Так думал он о ней, своей Кате, сидя в машине, на окраине Мапуту в Матола, отпустив от себя другую, темноликую женщину. Глядел на зеленый в древесной кроне фонарь. Медленно пустив машину, миновал бензоколонку с надписью «Шелл», чугунные крестовины решетки. Катя сидела рядом, опять волновалась о детях; не спят, дожидаются их возвращения.
ЧАСТЬ ВТОРАЯ
Зеленая сырая долина с солнечным туманом, с зеркальцами болот. Плоское течение Лимпопо с редким скольжением челнока, без птицы, без рыбьего плеска. Стальной узкий мост у Шай-Шая с полосатым шлагбаумом и стеклянной будочкой сборщика проездного налога. Дребезжащее многолюдие города с черной крикливой толпой, с обшарпанными, набитыми до отказа автобусами. Горячие холмы за окраиной и внезапные шумные ливни, ошпаривающие шоссе и понурые чахлые пальмы, превращающие округу в кипящее варево. И после в густых испарениях — запахи сладковатого тлена, исходящего от жирной земли, от одежды, от дощатых ободранных стен. Запах Африки, запах твоей проживаемой жизни.
Он поселился в маленьком придорожном отеле на окраине города рядом с бензоколонкой и баром, где под яростное стенание кассетника пили пиво, гомонили и ссорились, разом кидались к дверям, когда подкатывал помятый, раздутый, как старый чемодан, автобус, и из окон смотрели серьезные, глянцевито-черные лица, и водитель пил пенистое пиво.

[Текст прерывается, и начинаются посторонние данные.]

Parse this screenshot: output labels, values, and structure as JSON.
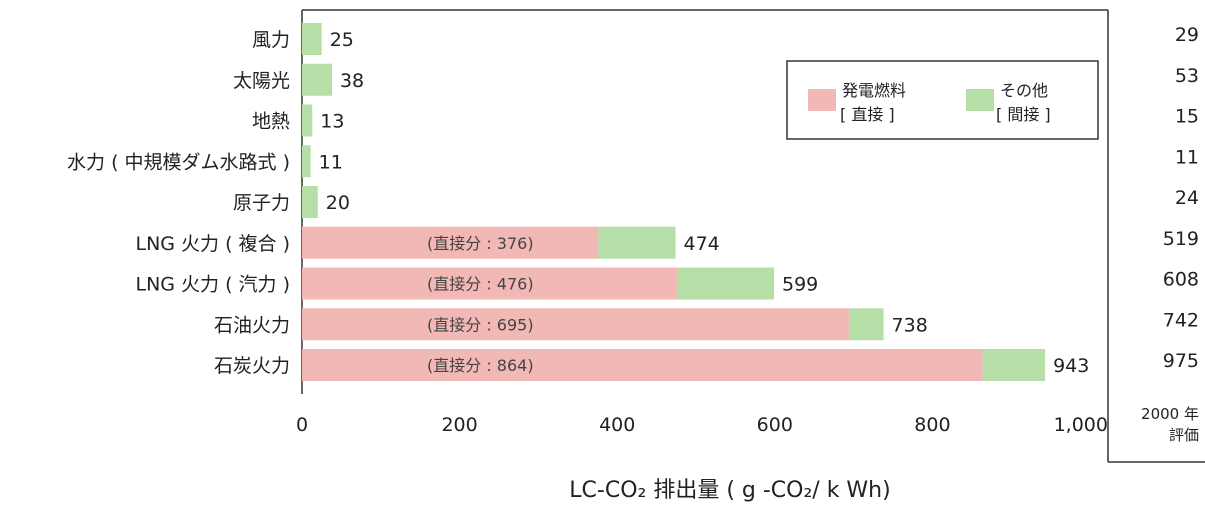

Он поджидал Соломау Поднимался на ближний холм, откуда открывалась пятнисто-зеленая саванна с серыми, похожими на кучи хвороста хижинами и неровными клочками полей. Вечерами, в сумерках оттуда начинали звучать тамтамы и мерцать багровые отблески очагов и костров. Он слушал барабанный стук, лежа без простыни в нагретом номере, наблюдая, как меркнет небо, как темнеет контур высокой перистой пальмы с мохнатыми кошелками кокосов. Дожидался первой звезды и ночного, приносящего прохладу ветра, начинающего тонко свистеть и щелкать в невидимых пальмовых листьях. И этот дребезжащий мембранный звук, и туманные звезды, и запах сладковатого тления порождал в нем непрерывное, не уходящее чувство печали. Будто он что*то забыл и покинул. И это что*то — уже недоступное — было в полете светлячка за окном, в крике бессонной птицы и в нем самом, лежащем среди шелеста ночи. Он не искал причину печали, просто слушал ее. Забывался под утро коротким сном, и бабушка в белой шляпке, в белой холщовой юбке сидела на пеньке и читала. Он прижимался к теплой земле своим гибким счастливым телом, стремился на свечение ее любимого, родного лица.